Пока я беседовал с супругами Ерохиными, поселок угомонился, и ничто не мешало мне теперь слушать работу запани. В устоявшейся ночной тишине далеко разносился четкий, ритмичный шум сплоточных станков. Даже на слух было ясно, что сплавщики ночной смены дело свое знают и работа у них спорится. Еще полчаса назад открытие это порадовало бы меня, а теперь неудача с Ерохиным отравила простую эту радость, как бы принизила ее в моих глазах, затолкала куда-то на задворки.

Под пологом было душно. Я приподнял спасительную марлю, и мошкара, налетевшая в фортку, сейчас же ринулась в атаку и принялась нещадно жалить меня, ничуть не считаясь с довольно высоким моим положением. Больше всего меня злило, что виновники всей этой кутерьмы наверняка давно уже помирились и после любовных утех спят сном праведников, а я вот по их вине бодрствую, мучаюсь и безуспешно воюю с осатанелой мошкарой.
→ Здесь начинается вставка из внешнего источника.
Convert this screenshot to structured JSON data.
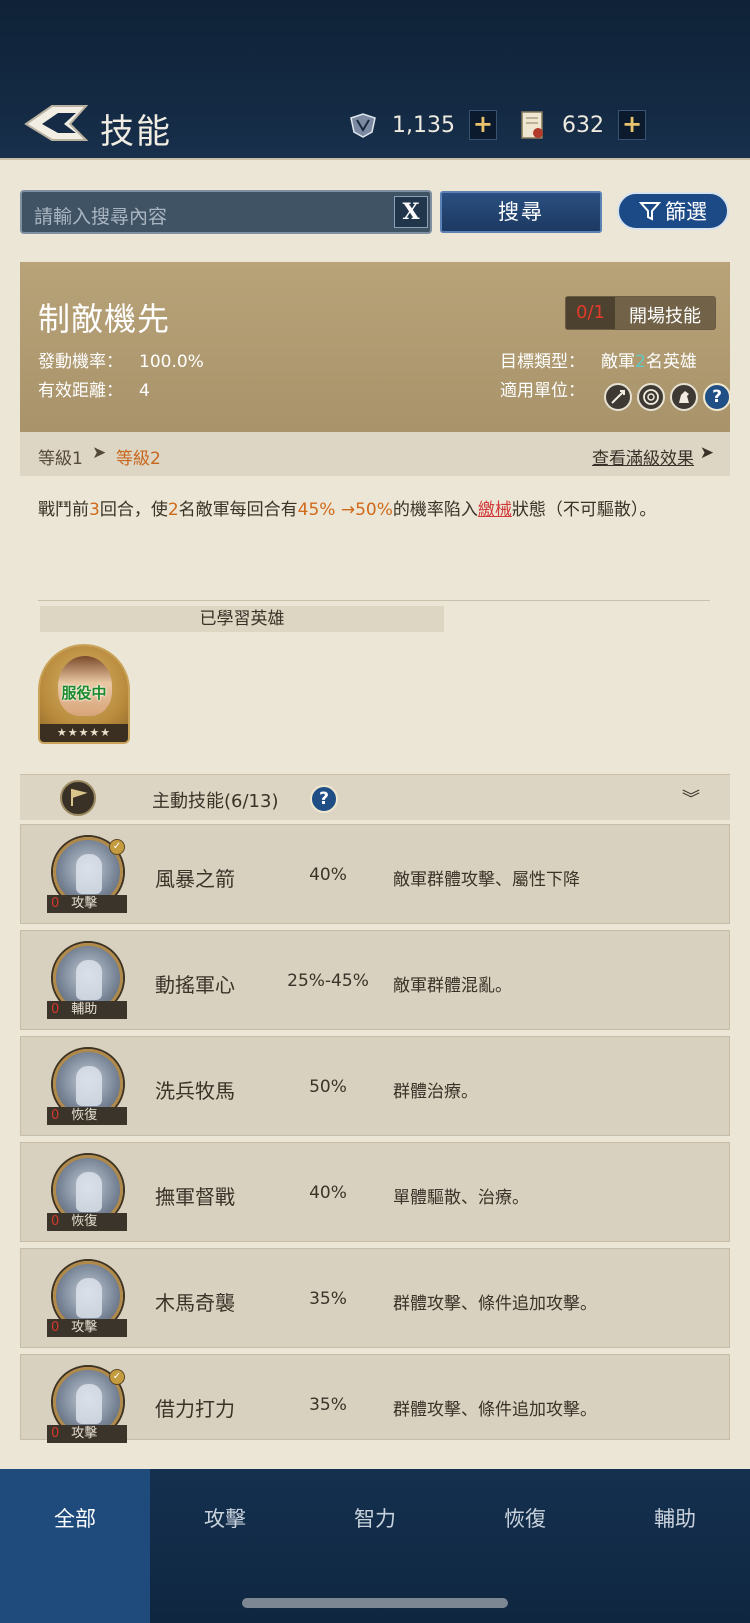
{
  "header": {
    "title": "技能",
    "resources": [
      {
        "icon": "crest-icon",
        "value": "1,135"
      },
      {
        "icon": "scroll-icon",
        "value": "632"
      }
    ],
    "plus": "+"
  },
  "search": {
    "placeholder": "請輸入搜尋內容",
    "clear_label": "X",
    "search_label": "搜尋",
    "filter_label": "篩選"
  },
  "detail": {
    "name": "制敵機先",
    "tag_count": "0/1",
    "tag": "開場技能",
    "stats": {
      "rate_label": "發動機率：",
      "rate_value": "100.0%",
      "range_label": "有效距離：",
      "range_value": "4",
      "target_label": "目標類型：",
      "target_pre": "敵軍",
      "target_num": "2",
      "target_post": "名英雄",
      "units_label": "適用單位："
    },
    "units": [
      "sword-icon",
      "bow-icon",
      "horse-icon",
      "help-icon"
    ],
    "level": {
      "from": "等級1",
      "arrow": "➤",
      "to": "等級2",
      "full_link": "查看滿級效果",
      "full_arrow": "➤"
    },
    "description": {
      "p1": "戰鬥前",
      "p2": "3",
      "p3": "回合，使",
      "p4": "2",
      "p5": "名敵軍每回合有",
      "p6": "45% →50%",
      "p7": "的機率陷入",
      "p8": "繳械",
      "p9": "狀態（不可驅散）。"
    },
    "learned_label": "已學習英雄",
    "hero": {
      "status": "服役中",
      "stars": "★★★★★"
    }
  },
  "list": {
    "title": "主動技能(6/13)",
    "help": "?",
    "chevron": "︾",
    "zero": "0",
    "check": "✓",
    "skills": [
      {
        "name": "風暴之箭",
        "rate": "40%",
        "effect": "敵軍群體攻擊、屬性下降",
        "type": "攻擊",
        "checked": true
      },
      {
        "name": "動搖軍心",
        "rate": "25%-45%",
        "effect": "敵軍群體混亂。",
        "type": "輔助",
        "checked": false
      },
      {
        "name": "洗兵牧馬",
        "rate": "50%",
        "effect": "群體治療。",
        "type": "恢復",
        "checked": false
      },
      {
        "name": "撫軍督戰",
        "rate": "40%",
        "effect": "單體驅散、治療。",
        "type": "恢復",
        "checked": false
      },
      {
        "name": "木馬奇襲",
        "rate": "35%",
        "effect": "群體攻擊、條件追加攻擊。",
        "type": "攻擊",
        "checked": false
      },
      {
        "name": "借力打力",
        "rate": "35%",
        "effect": "群體攻擊、條件追加攻擊。",
        "type": "攻擊",
        "checked": true
      }
    ]
  },
  "nav": {
    "tabs": [
      "全部",
      "攻擊",
      "智力",
      "恢復",
      "輔助"
    ],
    "active": "全部"
  },
  "colors": {
    "highlight": "#cf6a1b",
    "accent_blue": "#1f4b7c"
  }
}
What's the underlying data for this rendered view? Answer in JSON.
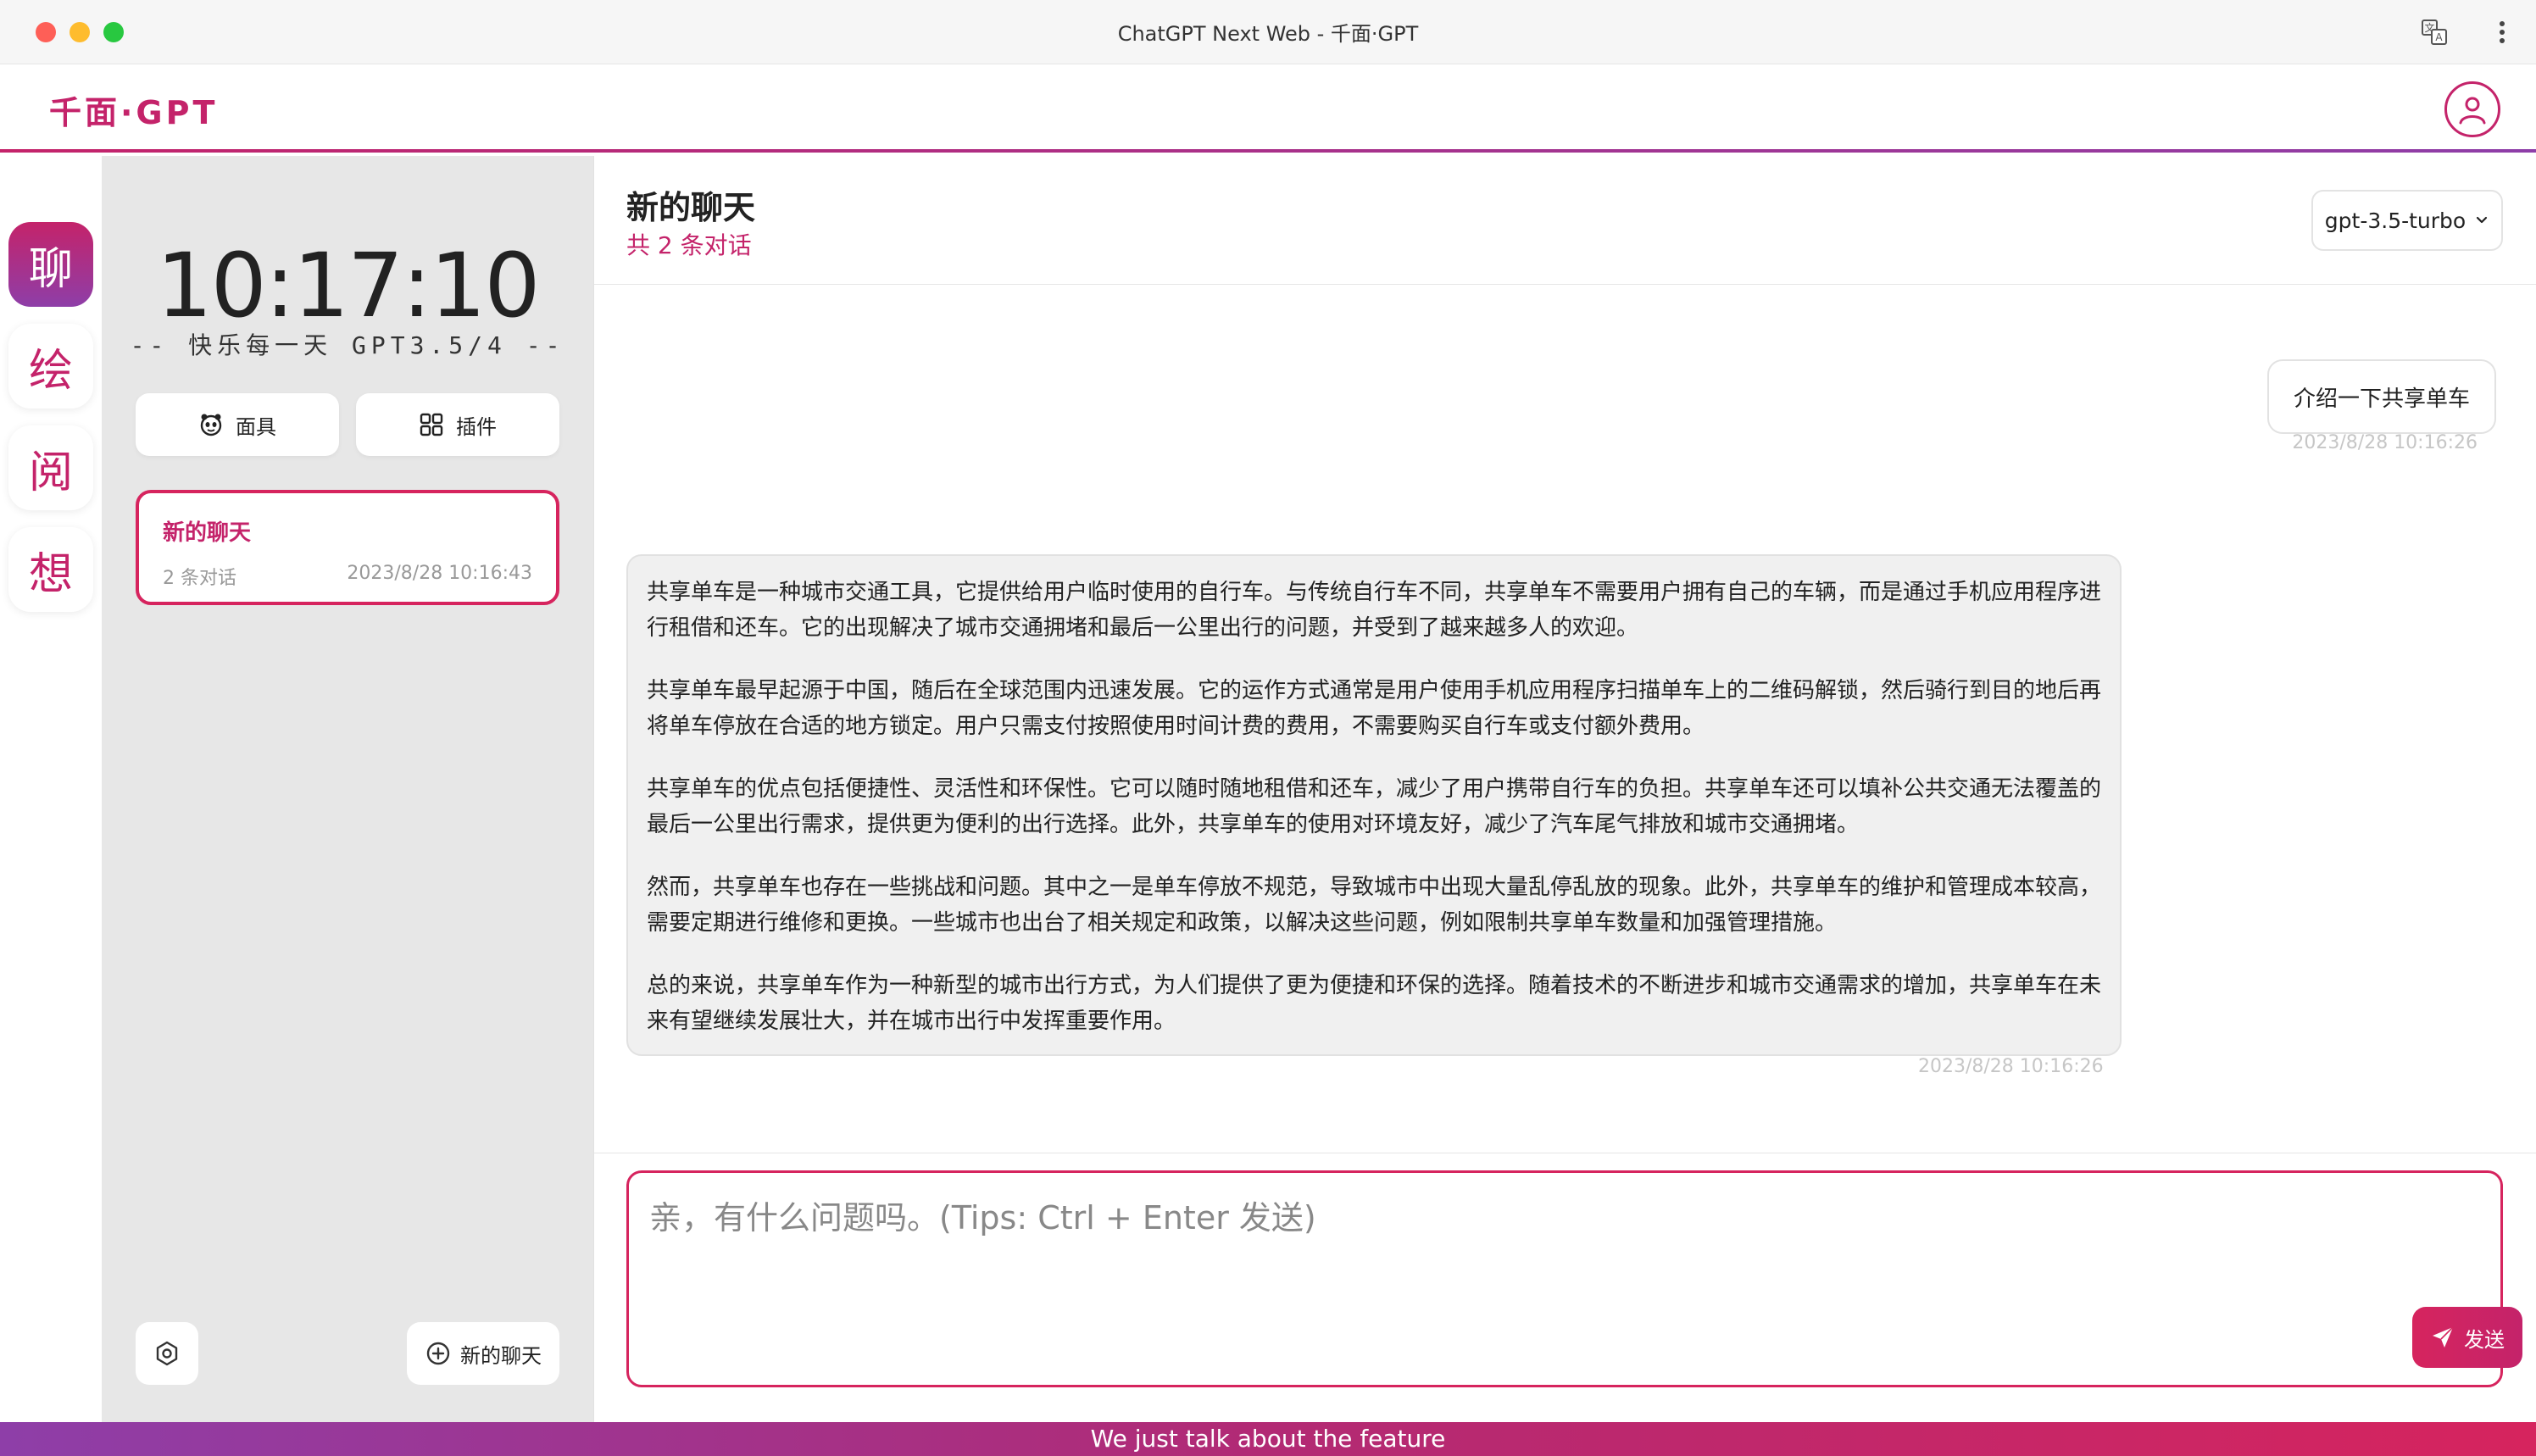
{
  "window": {
    "title": "ChatGPT Next Web - 千面·GPT"
  },
  "header": {
    "logo": "千面·GPT"
  },
  "rail": {
    "modes": [
      "聊",
      "绘",
      "阅",
      "想"
    ]
  },
  "sidebar": {
    "clock": "10:17:10",
    "subtitle": "-- 快乐每一天 GPT3.5/4 --",
    "mask_label": "面具",
    "plugin_label": "插件",
    "chat_item": {
      "title": "新的聊天",
      "count": "2 条对话",
      "time": "2023/8/28 10:16:43"
    },
    "new_chat_label": "新的聊天"
  },
  "main": {
    "title": "新的聊天",
    "subtitle": "共 2 条对话",
    "model": "gpt-3.5-turbo"
  },
  "messages": {
    "user": {
      "text": "介绍一下共享单车",
      "time": "2023/8/28 10:16:26"
    },
    "bot": {
      "paragraphs": [
        "共享单车是一种城市交通工具，它提供给用户临时使用的自行车。与传统自行车不同，共享单车不需要用户拥有自己的车辆，而是通过手机应用程序进行租借和还车。它的出现解决了城市交通拥堵和最后一公里出行的问题，并受到了越来越多人的欢迎。",
        "共享单车最早起源于中国，随后在全球范围内迅速发展。它的运作方式通常是用户使用手机应用程序扫描单车上的二维码解锁，然后骑行到目的地后再将单车停放在合适的地方锁定。用户只需支付按照使用时间计费的费用，不需要购买自行车或支付额外费用。",
        "共享单车的优点包括便捷性、灵活性和环保性。它可以随时随地租借和还车，减少了用户携带自行车的负担。共享单车还可以填补公共交通无法覆盖的最后一公里出行需求，提供更为便利的出行选择。此外，共享单车的使用对环境友好，减少了汽车尾气排放和城市交通拥堵。",
        "然而，共享单车也存在一些挑战和问题。其中之一是单车停放不规范，导致城市中出现大量乱停乱放的现象。此外，共享单车的维护和管理成本较高，需要定期进行维修和更换。一些城市也出台了相关规定和政策，以解决这些问题，例如限制共享单车数量和加强管理措施。",
        "总的来说，共享单车作为一种新型的城市出行方式，为人们提供了更为便捷和环保的选择。随着技术的不断进步和城市交通需求的增加，共享单车在未来有望继续发展壮大，并在城市出行中发挥重要作用。"
      ],
      "time": "2023/8/28 10:16:26"
    }
  },
  "input": {
    "placeholder": "亲，有什么问题吗。(Tips: Ctrl + Enter 发送)",
    "value": "",
    "send_label": "发送"
  },
  "banner": {
    "text": "We just talk about the feature"
  },
  "colors": {
    "accent": "#c4236a",
    "accent_alt": "#8e3ea8",
    "border_accent": "#d6245e"
  },
  "icons": [
    "translate-icon",
    "more-vertical-icon",
    "user-icon",
    "mask-icon",
    "plugin-grid-icon",
    "settings-icon",
    "plus-circle-icon",
    "chevron-down-icon",
    "send-icon"
  ]
}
Я был кругом недоволен собой и так отчетливо видел теперь, что мне вообще не следовало ввязываться во всю эту семейную историю. Надо было сразу же сказать этой проныре Ерохиной, а тем самым и ее мужу-пентюху и всем жителям поселка, что не затем учился я в институте, чтобы заниматься здесь такой ерундой. И даже если преподобный их Филипп Иванович завел тут домостроевские порядки, так мне это не указ: Филипп Иванович сам по себе, а я сам по себе…

И почему самые умные мысли приходят всегда слишком поздно? Ко мне, во всяком случае. А я поддался бабьему напору и совсем не так, как надо бы, начал инженерскую свою жизнь.

Тогда я еще не знал, что это была лишь самая первая и совсем мелкая моя промашка на новом месте и первая моя бессонная ночь здесь. А впереди меня подстерегало много еще и таких же, и более крупных и горьких промахов, и бессонных ночей, и всяких иных неполадок и срывов, о которых я тогда еще не догадывался.

Капа

В конторе лесопункта светилось лишь окно в кабинете начальника. Тень Косогорова, высвеченная яркой казенной лампочкой без абажура, четко отпечаталась на занавеске.

Капа видела с улицы, как тень ворошила бумаги на столе, гоняла костяшки на счетах, курила и немо кричала в телефонную трубку. Была во всех движениях Косогорова резкость человека нетерпеливого, по горло занятого срочными делами, вечно спешащего и часто опаздывающего. И даже тень у него была строгая, деловитая, начисто позабывшая все, что когда-то связывало их, – начальник начальником…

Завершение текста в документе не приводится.